My name is Dylan, and I am a recent graduate of Western Washington University with a degree in Mathematics and Physics. I have recently moved to New York to attend CCNY to complete my Master's in Physics.
In the past I have worked as a Physics Lab Assistant, teaching various introductory physics labs. My most knowledgeable mathematics fields are Calculus, Precalculus(including Trigonometry, Geometry, and Algebra), Differential Equations, and Linear Algebra. I work best teaching college level students, however I have experience with tutoring grades as low as 5th and 6th, as well as at the highschool level.
I prefer to look at things from a wide perspective, perhaps solving a problem using multiple different methods.

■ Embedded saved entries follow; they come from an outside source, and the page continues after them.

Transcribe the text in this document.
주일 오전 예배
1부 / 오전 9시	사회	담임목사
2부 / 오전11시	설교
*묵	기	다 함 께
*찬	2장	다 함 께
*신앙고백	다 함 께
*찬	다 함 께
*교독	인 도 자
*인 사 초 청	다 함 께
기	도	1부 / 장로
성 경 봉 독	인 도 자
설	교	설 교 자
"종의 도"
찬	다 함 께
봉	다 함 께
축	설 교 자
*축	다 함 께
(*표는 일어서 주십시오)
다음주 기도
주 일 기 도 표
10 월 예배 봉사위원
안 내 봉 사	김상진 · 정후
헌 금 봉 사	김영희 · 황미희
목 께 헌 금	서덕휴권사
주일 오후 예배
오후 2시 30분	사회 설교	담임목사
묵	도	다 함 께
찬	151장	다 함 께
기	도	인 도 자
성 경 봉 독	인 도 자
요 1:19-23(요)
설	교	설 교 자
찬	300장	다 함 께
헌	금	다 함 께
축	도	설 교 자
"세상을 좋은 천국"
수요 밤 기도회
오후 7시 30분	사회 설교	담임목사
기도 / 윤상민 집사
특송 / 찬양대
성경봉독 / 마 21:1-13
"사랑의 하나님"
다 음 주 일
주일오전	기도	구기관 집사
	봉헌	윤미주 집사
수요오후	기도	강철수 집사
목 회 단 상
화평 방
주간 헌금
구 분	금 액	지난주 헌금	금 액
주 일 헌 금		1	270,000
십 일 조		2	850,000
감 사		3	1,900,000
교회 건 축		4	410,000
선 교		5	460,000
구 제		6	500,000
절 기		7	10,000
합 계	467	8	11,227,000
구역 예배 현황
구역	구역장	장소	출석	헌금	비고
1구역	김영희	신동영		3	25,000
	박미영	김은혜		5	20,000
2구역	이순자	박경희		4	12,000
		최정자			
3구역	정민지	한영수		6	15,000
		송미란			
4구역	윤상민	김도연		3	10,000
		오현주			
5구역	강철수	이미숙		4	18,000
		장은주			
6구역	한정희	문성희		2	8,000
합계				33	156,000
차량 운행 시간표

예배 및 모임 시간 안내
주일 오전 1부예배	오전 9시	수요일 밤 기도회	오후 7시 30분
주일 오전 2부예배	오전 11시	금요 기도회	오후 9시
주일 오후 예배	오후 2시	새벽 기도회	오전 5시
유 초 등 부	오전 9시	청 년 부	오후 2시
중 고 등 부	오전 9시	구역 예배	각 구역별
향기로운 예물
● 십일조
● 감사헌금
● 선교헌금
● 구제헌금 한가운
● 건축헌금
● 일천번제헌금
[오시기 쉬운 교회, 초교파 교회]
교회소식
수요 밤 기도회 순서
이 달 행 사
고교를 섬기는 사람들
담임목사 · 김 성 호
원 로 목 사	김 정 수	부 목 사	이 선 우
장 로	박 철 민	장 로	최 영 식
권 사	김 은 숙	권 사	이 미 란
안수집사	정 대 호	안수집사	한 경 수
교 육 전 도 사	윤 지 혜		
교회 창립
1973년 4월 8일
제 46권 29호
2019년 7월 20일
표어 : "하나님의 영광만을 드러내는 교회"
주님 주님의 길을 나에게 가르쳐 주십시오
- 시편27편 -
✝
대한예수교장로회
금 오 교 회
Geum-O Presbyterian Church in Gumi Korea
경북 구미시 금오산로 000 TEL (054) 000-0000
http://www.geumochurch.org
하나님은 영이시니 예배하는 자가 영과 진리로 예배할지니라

I feel that getting a correct answer on a question doesn't always mean you've thought about it the right way, and I encourage people to talk out with words every step of a problem or derivation.
In the past I have done some research into polynomial equations and how to find the "quadratic formula" for equations other than quadratics. Currently my research includes finding solutions to scalar equations around Black Holes, and how these solutions might lead to a unified theory of Quantum Gravity.
Education & Certification
Undergraduate Degree: Western Washington University - Bachelors, Mathematics and Physics
gravity, math problems, playing guitar, reading, playing board games, watching interesting TV shows, conversing with friends
Q & A
What is your teaching philosophy?
I believe that everyone has the ability to learn anything. More importantly, everyone has the right to learn anything. Most subjects are beautiful, and everyone deserves to know them.
What might you do in a typical first session with a student?
During a first session, I generally like to ask some preliminary questions in order to get a sense of the student's current understanding.
How can you help a student become an independent learner?
I think the best way to become an independent learner is to not be afraid to ask questions, and to have the confidence to question a resource if you don't agree with it.
How would you help a student stay motivated?
I think staying motivated requires having a goal to work towards. Also, if things become overwhelming it is hard to stay motivated, so I like to keep things simple. It's best to work through hard problems one small piece at a time.